With the prevalence of open houses, promotional affairs, and
other after-hours events being held by numerous organizations, it is
important that we, as business professionals, be aware of the special images
we should project for these special occasions.
Don’t kid yourself, the emphasis is on business
even if the clock says it’s after regular working hours. That doesn’t
mean you can’t have a good time, of course, but it does mean you
have to make certain that your attire and demeanor are professional.
The same goes for anyone who accompanies you.
If you are invited to a function that starts between
5 and 6 p.m., then the presumption is that you will come by from the
office. Thus, your regular business clothes are appropriate.
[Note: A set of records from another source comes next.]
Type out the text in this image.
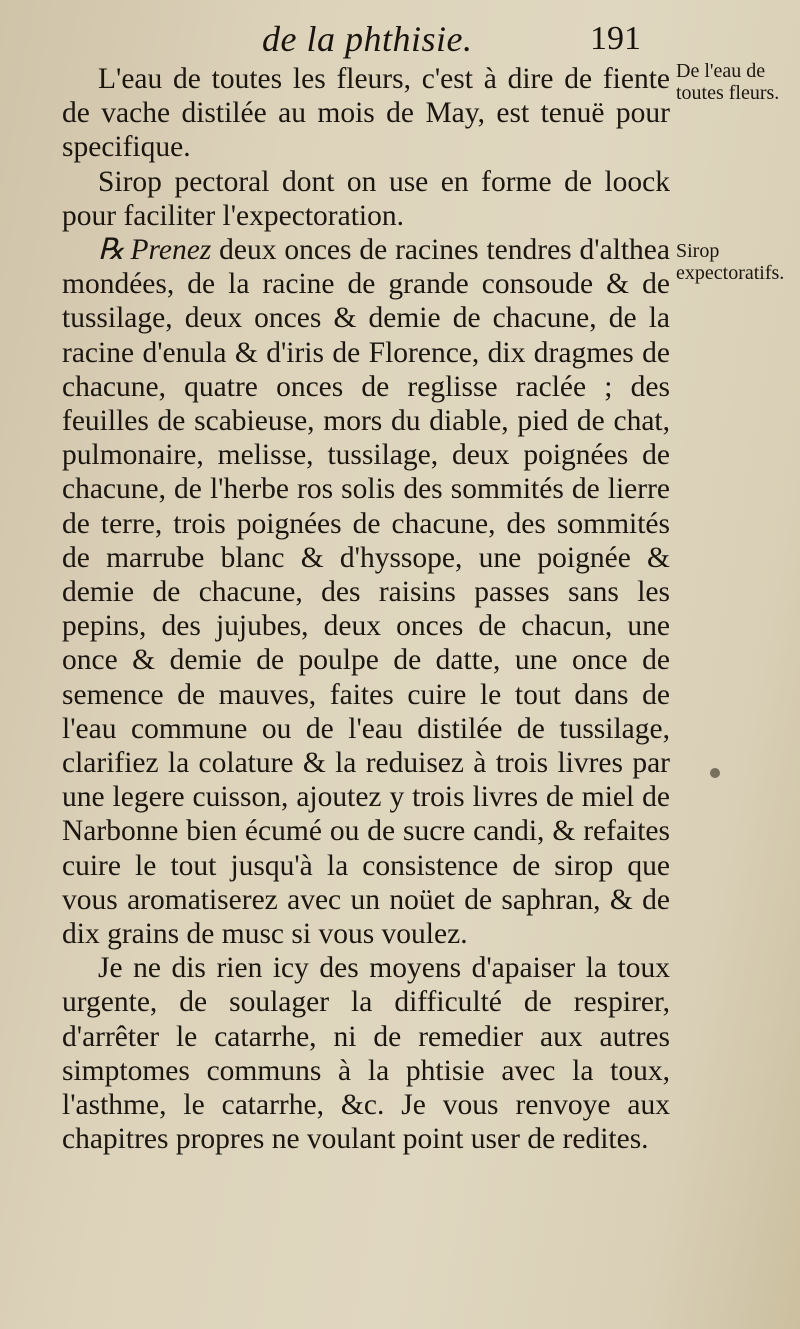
de la phthisie.	191
De l'eau de toutes fleurs.
Sirop expectoratifs.

L'eau de toutes les fleurs, c'est à dire de fiente de vache distilée au mois de May, est tenuë pour specifique.

Sirop pectoral dont on use en forme de loock pour faciliter l'expectoration.

℞ Prenez deux onces de racines tendres d'althea mondées, de la racine de grande consoude & de tussilage, deux onces & demie de chacune, de la racine d'enula & d'iris de Florence, dix dragmes de chacune, quatre onces de reglisse raclée ; des feuilles de scabieuse, mors du diable, pied de chat, pulmonaire, melisse, tussilage, deux poignées de chacune, de l'herbe ros solis des sommités de lierre de terre, trois poignées de chacune, des sommités de marrube blanc & d'hyssope, une poignée & demie de chacune, des raisins passes sans les pepins, des jujubes, deux onces de chacun, une once & demie de poulpe de datte, une once de semence de mauves, faites cuire le tout dans de l'eau commune ou de l'eau distilée de tussilage, clarifiez la colature & la reduisez à trois livres par une legere cuisson, ajoutez y trois livres de miel de Narbonne bien écumé ou de sucre candi, & refaites cuire le tout jusqu'à la consistence de sirop que vous aromatiserez avec un noüet de saphran, & de dix grains de musc si vous voulez.

Je ne dis rien icy des moyens d'apaiser la toux urgente, de soulager la difficulté de respirer, d'arrêter le catarrhe, ni de remedier aux autres simptomes communs à la phtisie avec la toux, l'asthme, le catarrhe, &c. Je vous renvoye aux chapitres propres ne voulant point user de redites.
Certainly, you might want to freshen up a little bit–men might take
the time to shave, women reapply their makeup. A fresh shirt or blouse
could be in order, but these occasions are pretty much an extension of
your business day and for ladies, a too dressy "cocktail party
look" would be overdoing it.
When an event begins after 6 p.m., even if no
particular attire is specified, it is probably safe to assume that a
little dressier look is in order. For both men and women, it is
perfectly acceptable to take your regular business attire and simply
dress it up a little bit. For men, this could mean a different tie;
for women, a dressier top. However, be sure to keep your selection on
the conservative side unless you want to be the topic of conversation
for the next six months or more. And ladies, save your sex goddess
look for another occasion. Think of looking elegant and tasteful
rather than sexy.
Attire, of course, is a major factor to consider
when attending a business "social" event. Here are a few
other "dos" for appropriate behavior.
Do keep your body language on the conservative
side. Women should not walk or carry themselves in a seductive
manner. They should not drape themselves over a man–whether he
is an escort, husband or co-worker. By the same token, men must be
aware of inappropriate touching–arms around the waist or
shoulder. Sexual or paternal behavior is inappropriate and
Do watch the drinking–yours and your companion’s.
People never forget a lapse in this area. Food or drink should not
be considered the main event at an after-hours function. Limit
yourself to one or two drinks, and don’t expect the food to
substitute for dinner. It is hard to imagine anything less
gracious than a person devouring plates full of hors d’oeuvres.
Cocktail food is usually finger food, and a
paper napkin or plate is generally provided. When using only a
napkin, be careful when you are maneuvering through a crowd with
it. Also, cocktail food is deliberately heavy in oil, to slow down
the absorption of alcoholic beverages. It is, as a result, rather
messy to eat. So, be careful and mindful of your face and hands.
If smoking is acceptable, do use an ashtray to
flick your ashes. Don’t drop them in plants or on the floor.
Also, be aware of the direction your smoke is drifting. In any
case, always ask the individuals in your presence if they mind you
smoking; then, abide by their expressed wishes.
When being introduced or introducing yourself,
do shake hands. Handshakes are your first way of connecting with a
person. Remember, however, that a limp, moist handshake or a bone
crusher can slam the door on an enthusiastic response. When you
shake hands, people make an immediate judgment about your
character and level of confidence. So a firm, quick grasp
handshake is in order.
Whether it is proof of registration at an event
or simply identification for you and your company, the name tag
has become a frequent element of professional business attire. Do
wear your name tag on the upper right hand portion of your
garment. Why? Because when you shake someone’s hand, their line
of vision travels from your eyes, down your right shoulder to your
extended hand. It is far easier to read your name tag when it is
in the line of vision.
In your career, you will find yourself in many
business "social" event situations where you will be called
upon to demonstrate your professional polish. Knowing the basics will
allow you to avoid awkwardness and embarrassment in these settings and
to be self-confident no matter what you encounter. In the competitive
environment of the 21st Century, "polish pays."